Saoirse Ronan and Laurie Metcalf in lady Bird |
Marion McPherson: Laurie Metcalf
Larry McPherson: Tracy Letts
Danny O'Neill: Lucas Hedges
Kyle Scheible: Timothée Chalamet
Beanie Feldstein: Julie Stefans
Sister Sarah Joan: Lois Smith
Father Leviatch: Stephen Henderson
Jenna Walton: Odeya Rush
Miguel McPherson: Jordan Rodrigues
Shelly Yuhan: Marielle Scott
Director: Greta Gerwig
Screenplay: Greta Gerwig
Cinematography: Sam Levy
Production design: Chris Jones
Film editing: Nick Houy
Music: Jon Brion
Maybe it's not the "female 400 Blows" that Greta Gerwig reportedly wanted to make, but it'll do until that comes along. We could only hope that Gerwig has something like François Truffaut's "Antoine Doinel cycle" in the works. It doesn't have to be the "Lady Bird McPherson" cycle, either, but just more sensitive, intelligent films about family and environment, capturing the essence that she caught of growing up in Sacramento.

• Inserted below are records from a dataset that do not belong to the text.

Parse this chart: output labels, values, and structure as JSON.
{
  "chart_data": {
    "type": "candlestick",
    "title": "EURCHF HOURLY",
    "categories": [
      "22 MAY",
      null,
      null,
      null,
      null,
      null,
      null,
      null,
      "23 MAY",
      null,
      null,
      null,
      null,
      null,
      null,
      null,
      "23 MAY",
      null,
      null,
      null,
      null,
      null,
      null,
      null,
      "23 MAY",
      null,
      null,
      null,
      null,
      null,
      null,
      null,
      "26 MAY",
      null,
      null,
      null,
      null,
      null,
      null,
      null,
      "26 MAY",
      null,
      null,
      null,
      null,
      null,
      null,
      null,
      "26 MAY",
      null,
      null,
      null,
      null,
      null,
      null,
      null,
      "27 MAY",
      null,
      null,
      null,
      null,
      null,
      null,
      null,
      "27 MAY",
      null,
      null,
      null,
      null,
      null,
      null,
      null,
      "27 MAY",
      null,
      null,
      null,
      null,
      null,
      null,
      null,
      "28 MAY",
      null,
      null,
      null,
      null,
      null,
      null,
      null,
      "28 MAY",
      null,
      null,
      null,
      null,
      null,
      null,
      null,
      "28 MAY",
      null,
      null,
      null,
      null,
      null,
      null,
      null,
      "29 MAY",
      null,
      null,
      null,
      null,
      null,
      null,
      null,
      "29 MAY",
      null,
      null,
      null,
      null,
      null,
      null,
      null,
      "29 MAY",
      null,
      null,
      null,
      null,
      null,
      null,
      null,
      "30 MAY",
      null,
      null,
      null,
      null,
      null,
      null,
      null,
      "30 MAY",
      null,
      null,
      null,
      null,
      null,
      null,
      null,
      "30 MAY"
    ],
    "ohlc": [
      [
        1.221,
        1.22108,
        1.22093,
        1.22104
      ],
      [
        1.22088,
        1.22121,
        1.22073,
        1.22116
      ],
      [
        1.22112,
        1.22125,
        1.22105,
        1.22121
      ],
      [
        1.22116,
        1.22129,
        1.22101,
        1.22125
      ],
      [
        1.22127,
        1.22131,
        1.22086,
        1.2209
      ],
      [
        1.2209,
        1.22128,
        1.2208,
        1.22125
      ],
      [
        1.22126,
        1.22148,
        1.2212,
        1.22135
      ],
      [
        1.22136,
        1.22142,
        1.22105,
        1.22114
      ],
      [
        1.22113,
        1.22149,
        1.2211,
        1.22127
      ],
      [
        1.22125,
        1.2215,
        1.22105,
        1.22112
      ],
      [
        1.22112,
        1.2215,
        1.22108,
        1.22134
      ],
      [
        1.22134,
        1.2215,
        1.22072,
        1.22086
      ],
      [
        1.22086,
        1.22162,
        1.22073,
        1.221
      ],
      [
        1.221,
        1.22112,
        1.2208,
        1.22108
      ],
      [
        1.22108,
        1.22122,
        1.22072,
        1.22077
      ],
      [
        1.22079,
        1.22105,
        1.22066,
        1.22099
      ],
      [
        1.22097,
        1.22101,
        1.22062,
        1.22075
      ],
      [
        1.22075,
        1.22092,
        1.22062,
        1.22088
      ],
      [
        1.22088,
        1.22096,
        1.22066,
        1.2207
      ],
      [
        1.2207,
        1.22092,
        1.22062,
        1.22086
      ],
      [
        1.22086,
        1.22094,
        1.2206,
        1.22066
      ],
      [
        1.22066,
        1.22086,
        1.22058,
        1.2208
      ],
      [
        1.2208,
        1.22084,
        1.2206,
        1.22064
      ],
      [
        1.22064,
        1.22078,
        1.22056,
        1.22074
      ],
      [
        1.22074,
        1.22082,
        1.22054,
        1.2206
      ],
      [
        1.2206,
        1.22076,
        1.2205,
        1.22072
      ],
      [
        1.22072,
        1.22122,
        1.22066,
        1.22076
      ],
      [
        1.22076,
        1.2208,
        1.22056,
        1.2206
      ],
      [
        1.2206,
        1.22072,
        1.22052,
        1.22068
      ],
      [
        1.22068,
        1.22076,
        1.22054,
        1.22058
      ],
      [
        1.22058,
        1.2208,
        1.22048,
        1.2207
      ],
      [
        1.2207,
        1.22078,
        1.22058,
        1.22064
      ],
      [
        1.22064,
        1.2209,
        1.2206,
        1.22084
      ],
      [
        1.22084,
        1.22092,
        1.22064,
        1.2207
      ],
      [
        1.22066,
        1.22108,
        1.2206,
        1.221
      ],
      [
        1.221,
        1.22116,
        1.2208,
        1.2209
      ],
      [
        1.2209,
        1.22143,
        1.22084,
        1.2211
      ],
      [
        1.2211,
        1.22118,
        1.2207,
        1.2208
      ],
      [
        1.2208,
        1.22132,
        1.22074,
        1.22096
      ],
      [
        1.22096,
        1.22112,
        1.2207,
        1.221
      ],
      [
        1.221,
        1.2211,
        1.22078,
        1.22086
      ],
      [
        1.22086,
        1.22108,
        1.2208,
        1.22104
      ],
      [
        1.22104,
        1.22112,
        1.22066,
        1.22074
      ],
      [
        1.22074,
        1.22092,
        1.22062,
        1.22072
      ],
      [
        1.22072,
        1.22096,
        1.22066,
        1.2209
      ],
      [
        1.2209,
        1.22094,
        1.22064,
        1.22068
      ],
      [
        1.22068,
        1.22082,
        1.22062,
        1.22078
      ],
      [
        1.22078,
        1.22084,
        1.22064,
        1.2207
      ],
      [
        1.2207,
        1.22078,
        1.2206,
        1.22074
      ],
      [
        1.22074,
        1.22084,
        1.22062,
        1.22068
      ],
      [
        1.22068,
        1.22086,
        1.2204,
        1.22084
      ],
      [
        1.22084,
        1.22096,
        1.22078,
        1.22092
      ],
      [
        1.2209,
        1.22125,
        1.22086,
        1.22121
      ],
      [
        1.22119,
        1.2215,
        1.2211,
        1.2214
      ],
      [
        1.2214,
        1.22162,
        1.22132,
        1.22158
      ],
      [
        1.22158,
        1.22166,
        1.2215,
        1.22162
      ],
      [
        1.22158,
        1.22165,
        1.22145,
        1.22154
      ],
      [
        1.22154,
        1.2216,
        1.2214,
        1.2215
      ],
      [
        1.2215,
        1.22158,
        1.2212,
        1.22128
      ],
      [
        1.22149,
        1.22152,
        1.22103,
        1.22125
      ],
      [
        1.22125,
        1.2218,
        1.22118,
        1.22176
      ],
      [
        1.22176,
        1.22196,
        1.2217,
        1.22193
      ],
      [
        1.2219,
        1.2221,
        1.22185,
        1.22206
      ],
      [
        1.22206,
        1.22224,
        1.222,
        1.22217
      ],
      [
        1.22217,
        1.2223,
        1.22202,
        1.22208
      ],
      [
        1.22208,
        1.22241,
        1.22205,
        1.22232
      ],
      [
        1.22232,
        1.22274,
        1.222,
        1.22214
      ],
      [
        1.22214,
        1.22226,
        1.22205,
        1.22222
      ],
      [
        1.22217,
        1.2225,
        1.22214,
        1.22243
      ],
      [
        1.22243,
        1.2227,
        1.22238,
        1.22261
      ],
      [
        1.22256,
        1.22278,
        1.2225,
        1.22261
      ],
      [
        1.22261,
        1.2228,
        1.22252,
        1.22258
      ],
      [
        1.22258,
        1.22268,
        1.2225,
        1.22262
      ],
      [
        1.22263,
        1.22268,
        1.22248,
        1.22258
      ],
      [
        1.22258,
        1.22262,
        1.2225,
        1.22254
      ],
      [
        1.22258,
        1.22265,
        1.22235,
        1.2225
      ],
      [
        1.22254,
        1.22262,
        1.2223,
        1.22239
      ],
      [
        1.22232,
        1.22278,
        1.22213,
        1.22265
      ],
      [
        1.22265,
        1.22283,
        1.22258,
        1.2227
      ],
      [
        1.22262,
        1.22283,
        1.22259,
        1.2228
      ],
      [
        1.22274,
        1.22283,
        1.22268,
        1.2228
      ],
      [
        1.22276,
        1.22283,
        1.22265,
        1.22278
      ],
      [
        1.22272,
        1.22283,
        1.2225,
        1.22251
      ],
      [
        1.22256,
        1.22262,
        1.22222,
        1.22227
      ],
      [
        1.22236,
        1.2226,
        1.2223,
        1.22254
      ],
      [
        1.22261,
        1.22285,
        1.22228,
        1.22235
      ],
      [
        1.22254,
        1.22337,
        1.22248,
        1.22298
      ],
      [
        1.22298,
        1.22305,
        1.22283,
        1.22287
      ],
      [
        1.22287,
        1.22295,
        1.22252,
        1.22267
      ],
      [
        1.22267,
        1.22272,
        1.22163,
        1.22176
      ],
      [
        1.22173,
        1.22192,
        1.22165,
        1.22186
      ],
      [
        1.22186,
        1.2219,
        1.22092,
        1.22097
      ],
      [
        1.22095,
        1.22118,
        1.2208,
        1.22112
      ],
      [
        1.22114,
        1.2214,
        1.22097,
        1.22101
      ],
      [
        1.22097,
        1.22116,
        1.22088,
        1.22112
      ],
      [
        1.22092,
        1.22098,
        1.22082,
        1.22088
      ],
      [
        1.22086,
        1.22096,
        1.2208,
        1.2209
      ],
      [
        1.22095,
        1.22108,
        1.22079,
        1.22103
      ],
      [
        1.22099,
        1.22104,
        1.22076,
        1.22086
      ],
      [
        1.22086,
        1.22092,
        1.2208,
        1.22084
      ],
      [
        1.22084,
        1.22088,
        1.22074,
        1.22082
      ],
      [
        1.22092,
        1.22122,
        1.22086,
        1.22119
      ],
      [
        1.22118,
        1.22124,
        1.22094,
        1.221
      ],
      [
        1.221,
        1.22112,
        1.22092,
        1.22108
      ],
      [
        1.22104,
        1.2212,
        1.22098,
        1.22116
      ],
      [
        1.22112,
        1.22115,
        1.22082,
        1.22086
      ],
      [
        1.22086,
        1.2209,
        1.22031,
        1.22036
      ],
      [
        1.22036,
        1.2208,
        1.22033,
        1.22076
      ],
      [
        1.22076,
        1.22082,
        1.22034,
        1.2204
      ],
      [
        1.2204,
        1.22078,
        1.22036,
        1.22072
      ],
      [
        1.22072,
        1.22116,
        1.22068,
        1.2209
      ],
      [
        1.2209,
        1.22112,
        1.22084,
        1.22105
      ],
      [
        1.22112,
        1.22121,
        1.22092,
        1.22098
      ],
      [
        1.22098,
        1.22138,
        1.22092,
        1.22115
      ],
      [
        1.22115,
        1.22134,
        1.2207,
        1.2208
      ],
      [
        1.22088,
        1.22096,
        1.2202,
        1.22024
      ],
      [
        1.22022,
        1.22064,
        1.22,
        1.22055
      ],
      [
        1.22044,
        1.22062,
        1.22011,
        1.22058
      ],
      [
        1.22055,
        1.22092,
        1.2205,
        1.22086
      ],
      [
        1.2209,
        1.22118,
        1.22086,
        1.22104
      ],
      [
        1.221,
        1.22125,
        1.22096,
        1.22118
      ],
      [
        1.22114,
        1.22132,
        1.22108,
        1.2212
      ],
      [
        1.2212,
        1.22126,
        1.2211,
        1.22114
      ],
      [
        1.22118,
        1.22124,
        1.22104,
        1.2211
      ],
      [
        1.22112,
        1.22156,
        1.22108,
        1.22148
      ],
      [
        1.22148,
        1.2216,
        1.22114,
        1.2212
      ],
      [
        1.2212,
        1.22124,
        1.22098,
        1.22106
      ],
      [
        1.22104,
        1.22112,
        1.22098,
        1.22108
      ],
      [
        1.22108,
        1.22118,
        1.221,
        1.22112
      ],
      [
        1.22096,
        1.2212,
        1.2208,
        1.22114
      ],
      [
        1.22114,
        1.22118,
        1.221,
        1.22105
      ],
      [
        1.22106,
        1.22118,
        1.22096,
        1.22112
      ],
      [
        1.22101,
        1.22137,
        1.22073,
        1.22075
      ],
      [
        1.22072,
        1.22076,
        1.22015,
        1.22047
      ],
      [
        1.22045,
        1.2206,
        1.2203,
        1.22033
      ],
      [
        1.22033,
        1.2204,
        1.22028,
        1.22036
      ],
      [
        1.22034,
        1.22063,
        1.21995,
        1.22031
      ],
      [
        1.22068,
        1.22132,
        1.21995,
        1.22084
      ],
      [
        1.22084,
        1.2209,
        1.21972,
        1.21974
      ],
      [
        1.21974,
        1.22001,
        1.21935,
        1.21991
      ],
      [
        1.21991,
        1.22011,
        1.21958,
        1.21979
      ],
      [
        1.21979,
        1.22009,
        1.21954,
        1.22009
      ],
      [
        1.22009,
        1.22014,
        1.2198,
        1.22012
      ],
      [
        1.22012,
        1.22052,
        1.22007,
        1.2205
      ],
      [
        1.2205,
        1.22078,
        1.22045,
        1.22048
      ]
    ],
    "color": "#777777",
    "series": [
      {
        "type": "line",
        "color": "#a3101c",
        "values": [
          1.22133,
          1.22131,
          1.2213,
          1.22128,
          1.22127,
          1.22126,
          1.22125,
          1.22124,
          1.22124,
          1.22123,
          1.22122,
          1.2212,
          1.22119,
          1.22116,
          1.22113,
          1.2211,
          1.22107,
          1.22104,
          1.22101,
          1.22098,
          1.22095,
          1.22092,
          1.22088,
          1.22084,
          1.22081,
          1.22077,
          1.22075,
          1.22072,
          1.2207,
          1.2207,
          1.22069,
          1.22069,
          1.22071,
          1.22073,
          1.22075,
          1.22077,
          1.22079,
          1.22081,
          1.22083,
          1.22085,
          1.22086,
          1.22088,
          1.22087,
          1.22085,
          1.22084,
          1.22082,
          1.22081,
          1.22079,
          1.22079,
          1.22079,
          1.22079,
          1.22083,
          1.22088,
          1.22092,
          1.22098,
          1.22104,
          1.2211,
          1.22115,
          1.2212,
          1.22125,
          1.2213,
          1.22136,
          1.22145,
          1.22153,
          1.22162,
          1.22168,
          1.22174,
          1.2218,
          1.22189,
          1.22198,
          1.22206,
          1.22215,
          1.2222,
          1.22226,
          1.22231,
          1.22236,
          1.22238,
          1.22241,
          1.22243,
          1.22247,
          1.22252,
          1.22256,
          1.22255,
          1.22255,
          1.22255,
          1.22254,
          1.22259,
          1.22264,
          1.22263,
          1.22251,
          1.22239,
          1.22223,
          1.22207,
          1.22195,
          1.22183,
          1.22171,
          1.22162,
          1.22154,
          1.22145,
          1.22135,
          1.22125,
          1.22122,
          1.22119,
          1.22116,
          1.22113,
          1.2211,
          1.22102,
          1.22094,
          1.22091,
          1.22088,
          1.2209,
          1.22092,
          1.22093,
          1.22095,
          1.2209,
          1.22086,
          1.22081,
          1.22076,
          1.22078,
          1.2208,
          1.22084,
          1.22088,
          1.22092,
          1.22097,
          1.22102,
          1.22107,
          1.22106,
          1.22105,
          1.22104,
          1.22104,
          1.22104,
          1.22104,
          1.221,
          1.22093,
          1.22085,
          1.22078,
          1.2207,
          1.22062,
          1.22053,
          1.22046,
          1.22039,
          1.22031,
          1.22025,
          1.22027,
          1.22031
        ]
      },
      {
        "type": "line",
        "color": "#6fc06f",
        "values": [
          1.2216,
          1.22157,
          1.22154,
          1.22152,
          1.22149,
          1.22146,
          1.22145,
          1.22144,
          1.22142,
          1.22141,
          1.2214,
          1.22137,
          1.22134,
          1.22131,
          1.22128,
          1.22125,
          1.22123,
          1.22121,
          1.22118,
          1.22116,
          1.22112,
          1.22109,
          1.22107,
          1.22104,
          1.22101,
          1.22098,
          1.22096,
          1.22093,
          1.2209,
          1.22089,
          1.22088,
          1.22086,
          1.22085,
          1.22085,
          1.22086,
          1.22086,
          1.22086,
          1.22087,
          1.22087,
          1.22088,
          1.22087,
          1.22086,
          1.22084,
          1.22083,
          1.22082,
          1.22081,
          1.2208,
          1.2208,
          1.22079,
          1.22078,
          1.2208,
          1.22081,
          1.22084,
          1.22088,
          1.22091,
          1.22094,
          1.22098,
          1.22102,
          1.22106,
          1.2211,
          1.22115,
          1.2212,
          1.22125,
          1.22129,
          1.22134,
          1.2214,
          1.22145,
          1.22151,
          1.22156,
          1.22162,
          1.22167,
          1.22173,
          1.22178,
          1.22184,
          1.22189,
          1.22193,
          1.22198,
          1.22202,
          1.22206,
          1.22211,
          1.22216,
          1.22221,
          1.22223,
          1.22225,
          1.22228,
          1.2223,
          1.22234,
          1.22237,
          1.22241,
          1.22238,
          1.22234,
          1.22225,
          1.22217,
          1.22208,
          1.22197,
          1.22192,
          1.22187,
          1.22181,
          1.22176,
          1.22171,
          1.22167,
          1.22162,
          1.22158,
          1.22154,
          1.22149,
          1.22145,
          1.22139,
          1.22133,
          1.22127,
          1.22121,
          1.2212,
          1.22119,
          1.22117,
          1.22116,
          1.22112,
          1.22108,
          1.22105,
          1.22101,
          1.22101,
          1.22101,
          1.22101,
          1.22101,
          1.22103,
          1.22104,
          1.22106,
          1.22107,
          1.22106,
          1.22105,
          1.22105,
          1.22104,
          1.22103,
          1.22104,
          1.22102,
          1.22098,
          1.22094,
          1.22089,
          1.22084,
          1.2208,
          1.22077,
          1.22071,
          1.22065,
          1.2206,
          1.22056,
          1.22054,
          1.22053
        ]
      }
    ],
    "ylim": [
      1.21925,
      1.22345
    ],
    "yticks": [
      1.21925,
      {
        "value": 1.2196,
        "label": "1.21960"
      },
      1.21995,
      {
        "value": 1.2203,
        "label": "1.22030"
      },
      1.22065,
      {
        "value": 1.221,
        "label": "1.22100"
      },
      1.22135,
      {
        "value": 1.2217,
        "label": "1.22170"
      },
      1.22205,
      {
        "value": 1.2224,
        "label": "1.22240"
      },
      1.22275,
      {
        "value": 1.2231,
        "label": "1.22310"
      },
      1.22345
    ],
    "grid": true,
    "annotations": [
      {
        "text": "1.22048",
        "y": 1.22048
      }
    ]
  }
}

And I hope that if she does, she'll find more roles for the wonderful Laurie Metcalf, whose nuanced performance as Lady Bird's hard-working, hard-bitten mother, skeptical of anything that smacks of overreaching one's station in life, to my mind easily outshadows the performance that beat it for the supporting actress Oscar. Not that Allison Janney wasn't terrific in I, Tonya (Craig Gillespie), but her role was one-note when compared with the subtleties that the part of Marion McPherson demanded -- and Metcalf supplied. I also found myself thinking about a movie that stars Gerwig but which she didn't write or direct, Rebecca Miller's Maggie's Plan (2015), and realizing how movie formulas can either sustain or cripple a film that tries to reach beyond them. In Maggie's Plan, Miller tries to make a conventional domestic comedy rise above its conventions, to infuse its sometimes over-familiar comic situations with a bit of poignant realism. She fails because she's not willing to let her characters transcend the situations, to surprise us. Lady Bird is equally formulaic: It's essentially a coming-of-age teen comedy, something we've seen before. But Gerwig and her performers flesh out the characters into something more plausibly real than the genre demands.